寒竹のざるなどを作る関根さんから、いろいろとお話を伺いました。
益子では梨の収穫用の竹かごを全国に販売していたところがあり、戦後ほとんどの男性は職がなかったので、そこで働く人は多かったそうです。関根さんのお父様もそこで竹かごを作っていたそうです。冬場は寒竹細工を中心に、夏はどじょうの仕掛けの金網なども頼まれるそうです。

寒竹はおかめ笹とよく似ています。葉の形が違うようにも思いますが、なんとも私には分かりません、、、
夏場は虫が内側でわいているとボロボロになったりするので、冬季だけにしているそうです。
何箇所かあるそうですが見せていただいたところは、かなりの斜面。
刈り取った後は、竹は硬くなるので、細い針山のようなところになります。
雪や雨後の地滑りなど、危険です。

また光を求めて一本一本生えてくるため、収穫の周期をもうけているそうです。
手入れというか定期的に収穫しているので、整っているようにみえます。
太いものだと鉛筆くらいになるそうで、太さと長さによって作れるものが自ずと決まってきます。質の良い材料と見極めが重要であることがわかります。
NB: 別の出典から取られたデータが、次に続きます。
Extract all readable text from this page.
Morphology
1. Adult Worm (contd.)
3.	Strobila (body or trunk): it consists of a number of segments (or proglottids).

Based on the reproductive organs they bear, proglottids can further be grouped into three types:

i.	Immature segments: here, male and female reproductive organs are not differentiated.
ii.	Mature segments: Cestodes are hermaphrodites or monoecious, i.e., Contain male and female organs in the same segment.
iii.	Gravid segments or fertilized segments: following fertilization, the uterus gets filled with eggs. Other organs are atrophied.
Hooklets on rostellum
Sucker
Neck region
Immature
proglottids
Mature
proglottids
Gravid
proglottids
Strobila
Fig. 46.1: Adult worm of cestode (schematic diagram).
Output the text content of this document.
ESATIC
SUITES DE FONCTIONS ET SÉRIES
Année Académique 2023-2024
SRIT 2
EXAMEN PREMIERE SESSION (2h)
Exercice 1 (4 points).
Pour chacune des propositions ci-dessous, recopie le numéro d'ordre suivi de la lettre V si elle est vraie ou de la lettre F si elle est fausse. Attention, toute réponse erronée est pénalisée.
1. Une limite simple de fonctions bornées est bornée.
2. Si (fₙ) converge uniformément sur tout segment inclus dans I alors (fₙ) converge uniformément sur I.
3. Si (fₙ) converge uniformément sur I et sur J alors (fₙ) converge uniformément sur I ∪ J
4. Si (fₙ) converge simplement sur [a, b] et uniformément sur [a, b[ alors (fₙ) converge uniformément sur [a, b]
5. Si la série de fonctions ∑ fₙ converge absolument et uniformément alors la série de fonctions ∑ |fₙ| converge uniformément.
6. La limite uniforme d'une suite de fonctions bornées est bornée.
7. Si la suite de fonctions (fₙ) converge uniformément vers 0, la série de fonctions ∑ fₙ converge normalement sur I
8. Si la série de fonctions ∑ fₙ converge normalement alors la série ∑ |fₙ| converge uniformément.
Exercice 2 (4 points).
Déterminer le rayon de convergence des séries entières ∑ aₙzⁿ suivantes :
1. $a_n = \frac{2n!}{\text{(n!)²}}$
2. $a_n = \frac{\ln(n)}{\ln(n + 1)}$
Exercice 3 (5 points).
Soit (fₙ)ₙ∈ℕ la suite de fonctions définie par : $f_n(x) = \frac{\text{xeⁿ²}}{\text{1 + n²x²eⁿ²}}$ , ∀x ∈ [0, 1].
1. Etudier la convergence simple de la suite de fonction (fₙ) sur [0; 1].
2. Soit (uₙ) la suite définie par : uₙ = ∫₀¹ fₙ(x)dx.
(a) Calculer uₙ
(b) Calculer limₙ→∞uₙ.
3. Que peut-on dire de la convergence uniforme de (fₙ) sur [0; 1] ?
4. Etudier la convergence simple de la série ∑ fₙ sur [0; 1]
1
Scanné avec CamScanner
材料を採ってから葉も落とし、一週間程度で形にしなければどんどん硬くなり作れなくなるそうです。
土台となる部分を作ってから、上部、最後に底の部分を編みあげていきます。
他の竹細工も集中力のいる作業だと思いますが、寒竹はイッキに仕上げていきます。
足さない部分と足していく部分、材料をその場で選びながら形にしていきます。
材料を動かすというよりは、自分が廻っていきます。
90度くらいに曲がるしなやかさが、この時点にはまだあります。
とはいえ要所要所でグッとシメる力が必要で、慣れが必要。
最後の全体の形を整える作業も、フチがググッと内側に入って整った形に。
持ち帰って私も力を入れてみましたが、ビクともせず今度は竹の戻ろうとする力が働いている感じでした。
スピード感のある作業は、やっぱり長年やってこられているからなのだなと思いました。